Saturday 25 December 2021, 14:00

Bunny Shaw at the heart of the Reggae Girlz revival

  • 24-year-old Manchester City striker is already her country’s all-time top scorer

  • She was pivotal in helping Jamaica become the first Caribbean nation to qualify for a Women’s World Cup

  • gets her view on the Reggae Girlz’s bright future

In 2019 Jamaica showed that World Cups are about much more than wins and losses. The Reggae Girlz may have lost all three of their group stage matches, conceded 12 goals and scored just one, but being there was transformative for a country that waved the flag for the Caribbean as the first from the region to qualify.

At the heart of that transformation for the nation’s female footballers is Khadija 'Bunny' Shaw.

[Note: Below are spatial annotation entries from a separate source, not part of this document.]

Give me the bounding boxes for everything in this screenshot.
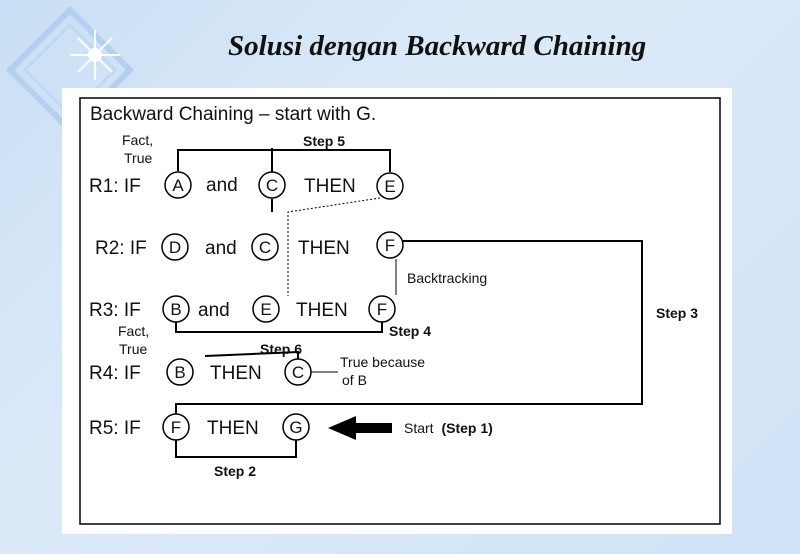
step2-connector — [176, 440, 296, 457]
r4-then: THEN — [210, 363, 262, 384]
step5-label: Step 5 — [303, 133, 345, 149]
r3-and: and — [198, 300, 230, 321]
step4-label: Step 4 — [389, 323, 431, 339]
step3-label: Step 3 — [656, 305, 698, 321]
r3-node-e-label: E — [260, 300, 271, 319]
r2-label: R2: IF — [95, 238, 147, 259]
r3-node-f-label: F — [377, 300, 387, 319]
r3-node-b-label: B — [170, 300, 181, 319]
true-because-label-b: of B — [342, 372, 367, 388]
r5-node-f-label: F — [171, 418, 181, 437]
r1-label: R1: IF — [89, 176, 141, 197]
fact-true-label-2a: Fact, — [118, 323, 149, 339]
r2-then: THEN — [298, 238, 350, 259]
r5-label: R5: IF — [89, 418, 141, 439]
diagram-panel: Backward Chaining – start with G. Fact, … — [62, 88, 732, 534]
step1-label: (Step 1) — [441, 420, 492, 436]
step6-label: Step 6 — [260, 341, 302, 357]
svg-text:Start (Step 1): Start (Step 1) — [404, 420, 493, 436]
slide-title: Solusi dengan Backward Chaining — [228, 30, 646, 63]
r2-and: and — [205, 238, 237, 259]
r4-node-b-label: B — [174, 363, 185, 382]
fact-true-label-1a: Fact, — [122, 132, 153, 148]
backward-chaining-diagram: Backward Chaining – start with G. Fact, … — [62, 88, 732, 534]
r2-node-d-label: D — [169, 238, 181, 257]
r1-then: THEN — [304, 176, 356, 197]
step5-connector — [178, 150, 390, 172]
r1-node-a-label: A — [172, 176, 184, 195]
start-arrow-icon — [328, 416, 392, 440]
r1-and: and — [206, 175, 238, 196]
backtracking-label: Backtracking — [407, 270, 487, 286]
fact-true-label-1b: True — [124, 150, 152, 166]
r2-node-f-label: F — [385, 236, 395, 255]
r4-node-c-label: C — [292, 363, 304, 382]
r1-node-c-label: C — [266, 176, 278, 195]
true-because-label-a: True because — [340, 354, 425, 370]
step2-label: Step 2 — [214, 463, 256, 479]
r3-then: THEN — [296, 300, 348, 321]
r4-label: R4: IF — [89, 363, 141, 384]
r1-node-e-label: E — [384, 177, 395, 196]
r3-label: R3: IF — [89, 300, 141, 321]
step4-connector — [176, 322, 382, 332]
fact-true-label-2b: True — [119, 341, 147, 357]
r5-then: THEN — [207, 418, 259, 439]
start-label: Start — [404, 420, 434, 436]
diagram-heading: Backward Chaining – start with G. — [90, 104, 376, 125]
r5-node-g-label: G — [289, 418, 302, 437]
r2-node-c-label: C — [259, 238, 271, 257]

She has yet to celebrate her 25th birthday — that will come on 31 January of next year — and she is already her nation’s all-time top goalscorer.

“Most of us were in college,” Shaw tells of Jamaica’s France 2019 adventure, speaking from Manchester City’s training ground. “We didn’t know what we were getting ourselves in to. We just had that dream of qualifying for the World Cup one day and knowing how many lives it would change back home in Jamaica.”

Shaw says the key takeaway from France was the understanding from everyone involved of the importance of building chemistry and being together as a group. The team had few opportunities to gather for camps in the past and would only be able to come together for tournaments and qualifiers. A camp was held recently in Miami, so there are encouraging signs of improvement in that department.

“After the World Cup we sat down and spoke with the federation and gave our points about what we took from the experience,” said Shaw. “It’s definitely improving and I know that it takes time. As a team, we know that. It’s just a matter of seeing the progress, as patient as we are as well. It comes down to communication and trust in the long run.”

Jamaica had the youngest squad at the World Cup in 2019. “We’re all young. With the experience and having camps and the building of the chemistry within the team we can definitely continue to improve.”

There is an abundance of young talent coming through. Jody Brown, for example, was just 17 years old at France 2019 and recently played a pivotal role in Florida State’s run to the college national championship.

Jamaica’s road back to the World Cup will begin in February and April of next year when they face Concacaf Women’s Championship qualifiers against Bermuda, Grenada, Cayman Islands and Dominican Republic. The six group winners will join Canada and the USA in the Concacaf Women’s Champions in July 2022, where the top two teams in each group will qualify for the World Cup and the third-placed teams will advance to the inter-confederation play-offs.

“We’re not going to take any team lightly because the ball is round,” said Shaw. “Once you cross that white line, everyone’s equal.”

Testing herself at the top

Shaw’s success with the Reggae Girlz led to a move abroad to France in 2019 after hugely successful college spells in the USA with the University of Tennessee, where she made the switch from midfield to the forward line. After scoring goals for fun with Bordeaux, it was time to put her game to the toughest test and she signed with FA Women’s Super League side Manchester City in June 2021.

“I was at a smaller club, so right now obviously I’m adjusting to new coaching, new playing, the club, the players… that’s one of the biggest things for me: to be patient with myself and trust my instincts and what I’m good at and just continue to focus on that.

“In terms of the team, it’s an incredible group of players that push you day-in and day-out, so I definitely think that I’m getting tested throughout trainings for sure.”

It can easily be forgotten just how monumental it is for Shaw to be playing in one of the strongest and most visible leagues in world football. ‘Bunny’ is unquestionably a huge source of inspiration and beacon of hope for young footballers across Jamaica and the Caribbean.

“I was once in their shoes, so I know what it feels like looking up to someone like, for example, Raheem Sterling. It means a lot to me, and it helps me also. Some days when I don’t feel like I can give or go that extra mile, I just think about all the other players back home. It helps me get out of bed sometimes in the morning to go out and work hard.

“For me to be here at Manchester City, that alone speaks for itself. I’m enjoying it and I’m just going to continue to improve.”

And all the signs are there that the Reggae Girlz will too.